Instruction scheduling in Ampere

Hi
In the Volta tuning guide it says the schedulers can issue independent instructions every cycle. I didn’t find similar section instruction scheduling in the Ampere tuning guide. So, maybe it is still 1 instruction issue per cycle, but I want to be sure. Is there any confirmation about that? I ask that because Ampere has two separate pipeline which is different from previous generations. So, is that 1 instruction issue per cycle or 2?

.

Based on the SM diagrams in the Ampere whitepapers, I would expect ampere to be able to issue up to 4 instructions per clock per SM.

1 Like

Looks the same as Volta: Programming Guide :: CUDA Toolkit Documentation

1 Like

@rs277
In that link it is stated that at every instruction issue time, each scheduler issues one instruction for one of its assigned warps.
Since there are 4 schedulers, it will issue 4 instructions as Robert said.

@mahmood.nt
Yes, the same as for Volta, mentioned in the preceding Programming Guide entry: Programming Guide :: CUDA Toolkit Documentation

1 Like

@Robert_Crovella
With respect to two data paths in each partition in Ampere, does that mean each partition can issue up to 2 instructions (one INT and one FP or two FP) per cycle? It says

GA10X includes FP32 processing on both datapaths, doubling the peak processing rate for FP32 operations. One datapath in each partition consists of 16 FP32 CUDA Cores capable of executing 16 FP32 operations per clock. Another datapath consists of both 16 FP32 CUDA Cores and 16 INT32 Cores, and is capable of executing either 16 FP32 operations OR 16 INT32 operations per clock. As a result of this new design, each GA10x SM partition is capable of executing either 32 FP32 operations per clock, or 16 FP32 and 16 INT32 operations per clock.

I’m not aware that the details of this are fully exposed. The GA10X architecture (cc8.6) has 128 FP32 cores per SM, whereas the GA100 architecture (cc8.0) has 64 FP32 cores per SM. This dual datapath architecture was introduced in the Volta/Turing generation.

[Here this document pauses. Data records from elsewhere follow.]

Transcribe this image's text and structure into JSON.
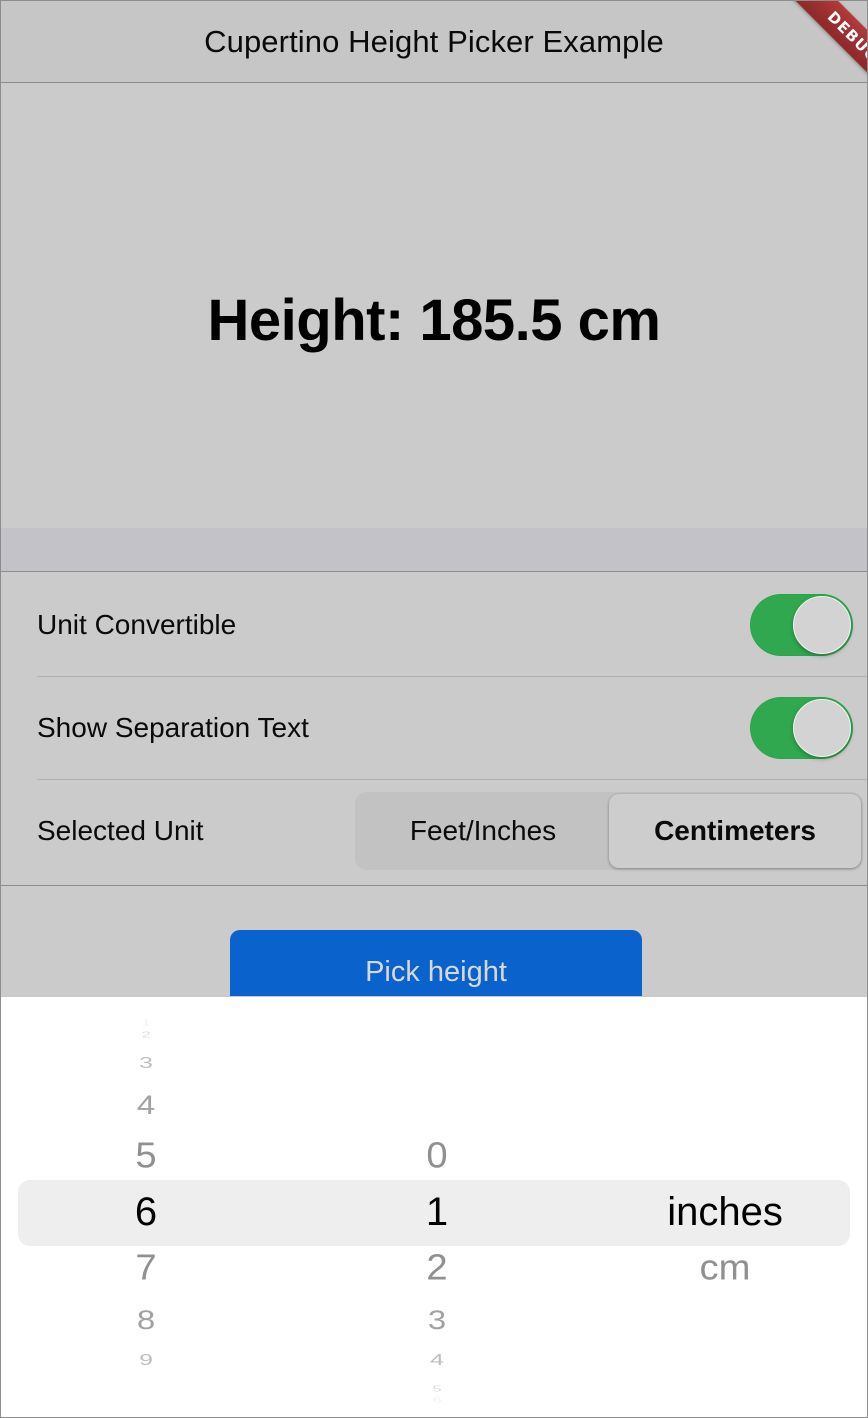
{
  "app": {
    "title": "Cupertino Height Picker Example",
    "debug_banner": "DEBUG"
  },
  "display": {
    "height_text": "Height: 185.5 cm"
  },
  "settings": {
    "rows": [
      {
        "label": "Unit Convertible",
        "control": "switch",
        "value": "on"
      },
      {
        "label": "Show Separation Text",
        "control": "switch",
        "value": "on"
      }
    ],
    "selected_unit": {
      "label": "Selected Unit",
      "options": [
        "Feet/Inches",
        "Centimeters"
      ],
      "selected": "Centimeters"
    }
  },
  "actions": {
    "pick_height_label": "Pick height"
  },
  "picker": {
    "feet_column": {
      "values": [
        "1",
        "2",
        "3",
        "4",
        "5",
        "6",
        "7",
        "8",
        "9"
      ],
      "selected": "6"
    },
    "inches_column": {
      "values": [
        "0",
        "1",
        "2",
        "3",
        "4",
        "5",
        "6"
      ],
      "selected": "1"
    },
    "unit_column": {
      "values": [
        "inches",
        "cm"
      ],
      "selected": "inches"
    }
  },
  "colors": {
    "background": "#cbcbcb",
    "appbar": "#c6c6c6",
    "switch_on": "#2fa84f",
    "button_blue": "#0a62cc",
    "debug_red": "#9c3030",
    "selection_band": "#eeeeee"
  }
}
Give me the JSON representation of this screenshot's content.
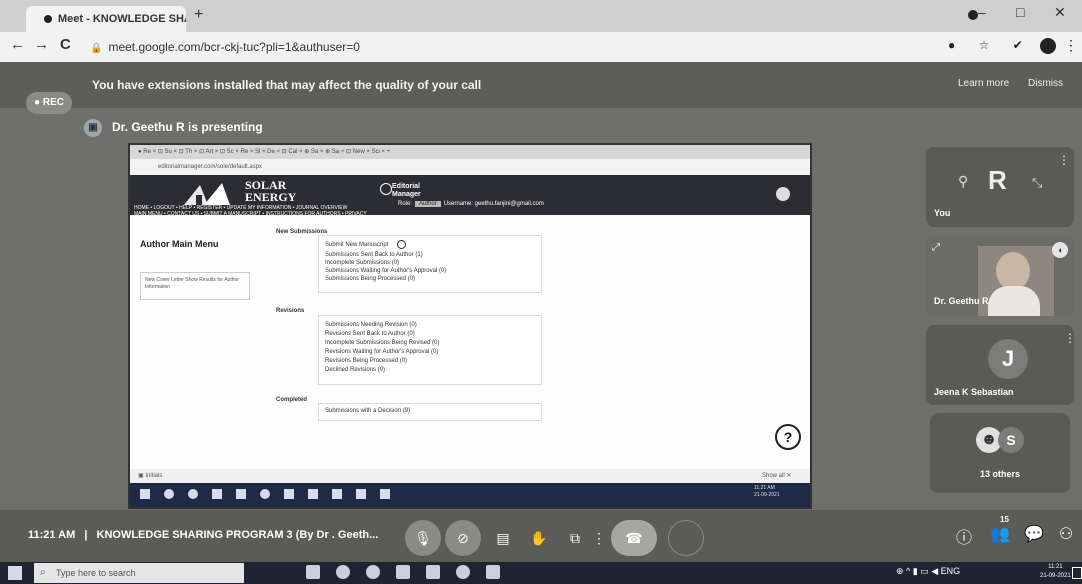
{
  "browser": {
    "tab_title": "Meet - KNOWLEDGE SHA...",
    "url": "meet.google.com/bcr-ckj-tuc?pli=1&authuser=0",
    "back": "←",
    "forward": "→",
    "reload": "C",
    "new_tab": "+",
    "win_min": "–",
    "win_max": "□",
    "win_close": "✕"
  },
  "meet": {
    "rec_label": "● REC",
    "extensions_notice": "You have extensions installed that may affect the quality of your call",
    "learn_more": "Learn more",
    "dismiss": "Dismiss",
    "presenting": "Dr. Geethu R is presenting",
    "meeting_time": "11:21 AM",
    "meeting_title": "KNOWLEDGE SHARING PROGRAM 3 (By Dr . Geeth..."
  },
  "shared_screen": {
    "tabs_text": "● Re ×   ⊡ Su ×   ⊡ Th ×   ⊡ Art ×   ⊡ Sc ×   Re ×   Sl ×   De ×   ⊡ Cal ×   ⊕ Sa ×   ⊕ Sa ×   ⊡ New ×   Sci ×   +",
    "url": "editorialmanager.com/sole/default.aspx",
    "journal_line1": "SOLAR",
    "journal_line2": "ENERGY",
    "em_logo_line1": "Editorial",
    "em_logo_line2": "Manager",
    "role_label": "Role:",
    "role_value": "Author",
    "username": "Username: geethu.fanjini@gmail.com",
    "nav_line1": "HOME • LOGOUT • HELP • REGISTER • UPDATE MY INFORMATION • JOURNAL OVERVIEW",
    "nav_line2": "MAIN MENU • CONTACT US • SUBMIT A MANUSCRIPT • INSTRUCTIONS FOR AUTHORS • PRIVACY",
    "menu_title": "Author Main Menu",
    "side_note": "New Cover Letter Show Results for Author Information",
    "new_submissions_heading": "New Submissions",
    "new_submissions": [
      "Submit New Manuscript",
      "Submissions Sent Back to Author (1)",
      "Incomplete Submissions (0)",
      "Submissions Waiting for Author's Approval (0)",
      "Submissions Being Processed (0)"
    ],
    "revisions_heading": "Revisions",
    "revisions": [
      "Submissions Needing Revision (0)",
      "Revisions Sent Back to Author (0)",
      "Incomplete Submissions Being Revised (0)",
      "Revisions Waiting for Author's Approval (0)",
      "Revisions Being Processed (0)",
      "Declined Revisions (0)"
    ],
    "completed_heading": "Completed",
    "completed": [
      "Submissions with a Decision (9)"
    ],
    "help_symbol": "?",
    "bottom_left": "▣ Initials",
    "bottom_right": "Show all  ✕",
    "clock": "11:21 AM\n21-09-2021"
  },
  "participants": {
    "you_label": "You",
    "you_initial": "R",
    "tile2_label": "Dr. Geethu R",
    "tile3_label": "Jeena K Sebastian",
    "tile3_initial": "J",
    "tile4_initial": "S",
    "others_label": "13 others"
  },
  "controls": {
    "mic": "🎙",
    "cam": "⊘",
    "cc": "▤",
    "hand": "✋",
    "present": "⧉",
    "more": "⋮",
    "end_call": "☎",
    "info": "ⓘ",
    "people": "👥",
    "people_count": "15",
    "chat": "💬",
    "activities": "⚇"
  },
  "taskbar": {
    "search_placeholder": "Type here to search",
    "time": "11:21",
    "date": "21-09-2021",
    "tray": "⊕ ^ ▮ ▭ ◀ ENG"
  }
}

I think this statement from the reference rs277 gave you is trustworthy:

" * 4 warp schedulers.

An SM statically distributes its warps among its schedulers. Then, at every instruction issue time, each scheduler issues one instruction for one of its assigned warps that is ready to execute, if any."

Yes, I realize that doesn’t provide a complete description of how the SM works, exactly. Please see my statement here which governs how I respond to some questions.

1 Like

Looking at this exerpt from the Ampere Whitepaper (note GA10X or Compute 8.6):

“2x FP32 Throughput
In the Turing generation, each of the four SM processing blocks (also called partitions) had two primary datapaths, but only one of the two could process FP32 operations. The other datapath was limited to integer operations. GA10X includes FP32 processing on both datapaths, doubling the peak processing rate for FP32 operations. One datapath in each partition consists of 16 FP32 CUDA Cores capable of executing 16 FP32 operations per clock. Another datapath consists of both 16 FP32 CUDA Cores and 16 INT32 Cores, and is capable of executing either 16 FP32 operations OR 16 INT32 operations per clock. As a result of this new design, each GA10x SM partition is capable of executing either 32 FP32 operations per clock, or 16 FP32 and 16 INT32 operations per clock. All four SM partitions combined can execute 128 FP32 operations per clock, which is double the FP32 rate of the Turing SM, or 64 FP32 and 64 INT32 operations per clock.”

my take is that both Volta/Turing and Ampere 8.6 can issue 128 ops/clk. However, if you are primarily FP32, Ampere will potentially issue more ops/clk due to each partition having FP32 in each path, unlike Volta which only has FP32 in one.

1 Like